Paradójicamente, en el bando de los prorrusos —que por supuesto tienen derecho a expresar su opinión— no es la palabra guerra la que molesta, sino el protagonismo que se atribuye a Putin. Para los más radicales, esta es realmente la Guerra de Biden. Los de líneas más razonables, y con ellos algunos intelectuales que ni siquiera son prorrusos, defienden que no es Putin sino Rusia la que pelea en Ucrania, y que son los intereses rusos los que están en juego a pesar de que —a la vista está— haya que enviar al frente a presos, mercenarios y extranjeros atraídos por el señuelo de la nacionalización porque la sociedad no se presta a luchar por ellos.

Demos al asunto otra perspectiva. A nadie en España se le oculta el protagonismo del presidente del Gobierno en el cambio de política respecto al Sahara que, desde fuera, se atribuye a nuestra nación. Pero la distancia nos ofusca y nos lleva a confundir —algunas veces deliberadamente— los intereses de las naciones como sujetos geopolíticos, los de los pueblos que las habitan y los de los líderes que las dirigen. En Rusia —y también, en menor medida, en los países democráticos— los intereses que prevalecen son los del líder, que manipula a su antojo las realidades geopolíticas para intentar movilizar a la sociedad en su beneficio.

El caso es que, desde la perspectiva histórica, ni rusos ni prorrusos tienen demasiada razón al protestar. Cuando muera Putin, la historia de Rusia que él ha ordenado modificar para adoctrinar a la juventud volverá a cambiar siguiendo las directrices de su sucesor. Siempre ocurre esto —también en España— y se me escapa por qué los líderes políticos, ya sean democráticos o autoritarios, no se dan cuenta de que, en el resbaladizo terreno de la memoria histórica, es imposible dejar el futuro atado y bien atado. Pidiendo disculpas por la digresión, apostaría un café a que los niños rusos de final de siglo aprenderán que hubo una guerra en Ucrania, no una operación especial.

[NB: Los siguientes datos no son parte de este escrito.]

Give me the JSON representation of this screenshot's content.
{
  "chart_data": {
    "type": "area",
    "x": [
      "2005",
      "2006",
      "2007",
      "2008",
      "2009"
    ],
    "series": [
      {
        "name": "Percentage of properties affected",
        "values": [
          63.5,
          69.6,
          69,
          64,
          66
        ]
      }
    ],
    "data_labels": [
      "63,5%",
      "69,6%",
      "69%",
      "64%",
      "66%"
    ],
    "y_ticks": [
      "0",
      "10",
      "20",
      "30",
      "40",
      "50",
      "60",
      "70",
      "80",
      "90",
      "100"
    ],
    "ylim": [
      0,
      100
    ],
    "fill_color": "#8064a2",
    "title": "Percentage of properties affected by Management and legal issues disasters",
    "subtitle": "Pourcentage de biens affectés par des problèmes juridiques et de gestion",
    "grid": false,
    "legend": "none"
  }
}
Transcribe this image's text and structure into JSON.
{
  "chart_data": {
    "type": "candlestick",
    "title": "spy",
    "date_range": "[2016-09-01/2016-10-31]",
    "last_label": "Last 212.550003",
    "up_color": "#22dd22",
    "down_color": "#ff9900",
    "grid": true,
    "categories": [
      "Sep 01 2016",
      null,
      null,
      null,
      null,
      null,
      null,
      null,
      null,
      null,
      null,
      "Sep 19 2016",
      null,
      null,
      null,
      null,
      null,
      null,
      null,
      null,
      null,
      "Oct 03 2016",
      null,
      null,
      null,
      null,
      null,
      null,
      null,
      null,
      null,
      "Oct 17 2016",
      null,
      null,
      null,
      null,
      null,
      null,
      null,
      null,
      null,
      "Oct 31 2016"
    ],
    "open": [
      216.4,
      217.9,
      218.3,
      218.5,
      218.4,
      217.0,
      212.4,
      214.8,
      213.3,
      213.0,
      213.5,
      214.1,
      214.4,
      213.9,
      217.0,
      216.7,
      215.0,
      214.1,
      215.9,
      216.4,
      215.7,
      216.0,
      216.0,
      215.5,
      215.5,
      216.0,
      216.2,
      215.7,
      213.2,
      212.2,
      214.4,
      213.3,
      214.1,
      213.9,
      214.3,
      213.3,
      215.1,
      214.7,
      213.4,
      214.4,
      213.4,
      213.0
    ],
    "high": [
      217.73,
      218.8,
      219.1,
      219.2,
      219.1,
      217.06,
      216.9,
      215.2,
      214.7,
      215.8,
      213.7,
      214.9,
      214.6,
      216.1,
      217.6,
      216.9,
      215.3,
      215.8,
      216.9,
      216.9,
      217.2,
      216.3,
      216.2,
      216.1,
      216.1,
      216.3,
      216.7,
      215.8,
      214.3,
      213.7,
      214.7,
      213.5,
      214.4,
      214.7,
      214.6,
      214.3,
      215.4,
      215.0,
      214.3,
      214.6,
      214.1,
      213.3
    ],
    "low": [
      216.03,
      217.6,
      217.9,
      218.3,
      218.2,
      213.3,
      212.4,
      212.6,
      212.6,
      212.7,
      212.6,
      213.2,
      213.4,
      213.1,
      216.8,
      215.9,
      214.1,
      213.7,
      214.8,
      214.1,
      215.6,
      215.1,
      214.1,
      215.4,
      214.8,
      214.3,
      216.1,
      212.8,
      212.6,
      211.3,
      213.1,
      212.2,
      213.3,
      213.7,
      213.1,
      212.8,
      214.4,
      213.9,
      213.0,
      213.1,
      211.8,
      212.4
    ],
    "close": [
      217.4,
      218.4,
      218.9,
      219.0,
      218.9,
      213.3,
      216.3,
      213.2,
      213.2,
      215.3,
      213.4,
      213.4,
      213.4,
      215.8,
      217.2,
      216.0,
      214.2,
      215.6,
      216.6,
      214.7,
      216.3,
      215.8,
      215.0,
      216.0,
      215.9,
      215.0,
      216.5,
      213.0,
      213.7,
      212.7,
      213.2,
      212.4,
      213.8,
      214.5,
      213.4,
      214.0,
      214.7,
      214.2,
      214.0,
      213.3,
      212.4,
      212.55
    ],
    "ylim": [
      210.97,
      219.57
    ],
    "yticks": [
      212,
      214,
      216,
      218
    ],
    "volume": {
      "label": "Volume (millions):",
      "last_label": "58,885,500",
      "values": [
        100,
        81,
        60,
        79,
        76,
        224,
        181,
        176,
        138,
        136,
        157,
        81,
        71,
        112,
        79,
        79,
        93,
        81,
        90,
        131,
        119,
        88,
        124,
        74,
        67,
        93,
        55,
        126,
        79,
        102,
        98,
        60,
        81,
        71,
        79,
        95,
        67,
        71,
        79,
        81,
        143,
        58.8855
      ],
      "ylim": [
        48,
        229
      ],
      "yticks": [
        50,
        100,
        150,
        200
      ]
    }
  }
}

¿Con qué nombre la conocerán? Es difícil saberlo. Las guerras se identifican indistintamente por sus escenarios geográficos, por su duración, por los objetivos perseguidos, por los líderes que las comienzan y, aunque sean las menos, por elementos anecdóticos que adquieren tirón popular —hoy diríamos que se viralizan— como la oreja de Jenkins. A veces, además, reciben nombres diferentes en unos lugares o en otros. Nuestra Guerra de la Independencia es en el resto del mundo la Guerra Peninsular.

No hay, pues, regla fija, pero es habitual que cuando un líder ambicioso encadena una guerra tras otra, al menos el conjunto lleve su nombre. Tal es el caso de las Guerras de Alejandro Magno o las Guerras Napoleónicas, por poner algún ejemplo. No voy a comparar al dictador ruso con Napoleón o Alejandro, ambos verdaderos genios militares. Pero este también podría ser el caso de Putin si el nombre complace a los historiadores de las próximas décadas. Nada tendría de extraño que la guerra que vive Ucrania hoy aparezca en la Wikipedia del futuro como la Tercera Guerra de Putin.

¿Cómo terminará la guerra?

Defendido mi derecho a nombrar a la guerra como entiendo que corresponde —Rusia no invadió a nadie bajo Boris Yeltsin— y admitiendo el derecho del lector a estar en desacuerdo, entremos en harina. ¿Cómo terminará la Guerra de Putin? Como todas las demás, esta guerra terminará cuando un bando consiga obligar al otro a que acepte sus condiciones o, si no llega a darse este caso, cuando se consiga encontrar un punto intermedio que sea tolerable por los dos.

Dejaremos el análisis de la primera opción —la victoria militar de uno u otro bando— para otro artículo, si Infodefensa quiere publicarlo. Pero adelanto que, a estas alturas, la solución militar parece muy difícil. Ni el sangriento forcejeo de peones en que se ha convertido la guerra, ni los bombardeos de las ciudades, ni el retroceso de las respectivas economías hacen suficiente daño para doblegar las voluntades de Zelenski o de Putin. Tendría que caer Kiev, algo impensable, o Moscú, que ni siquiera está en el tablero. Por mucho que los medios nos hablen de cansancio entre los combatientes o quienes les apoyan, los dos presidentes, agresor y agredido, sienten que el conflicto fortalece su liderazgo. Para ambos, es mucho mejor continuar la lucha —lo que les permite seguir prometiendo una victoria militar en la que seguramente no creen— que reconocer su impotencia.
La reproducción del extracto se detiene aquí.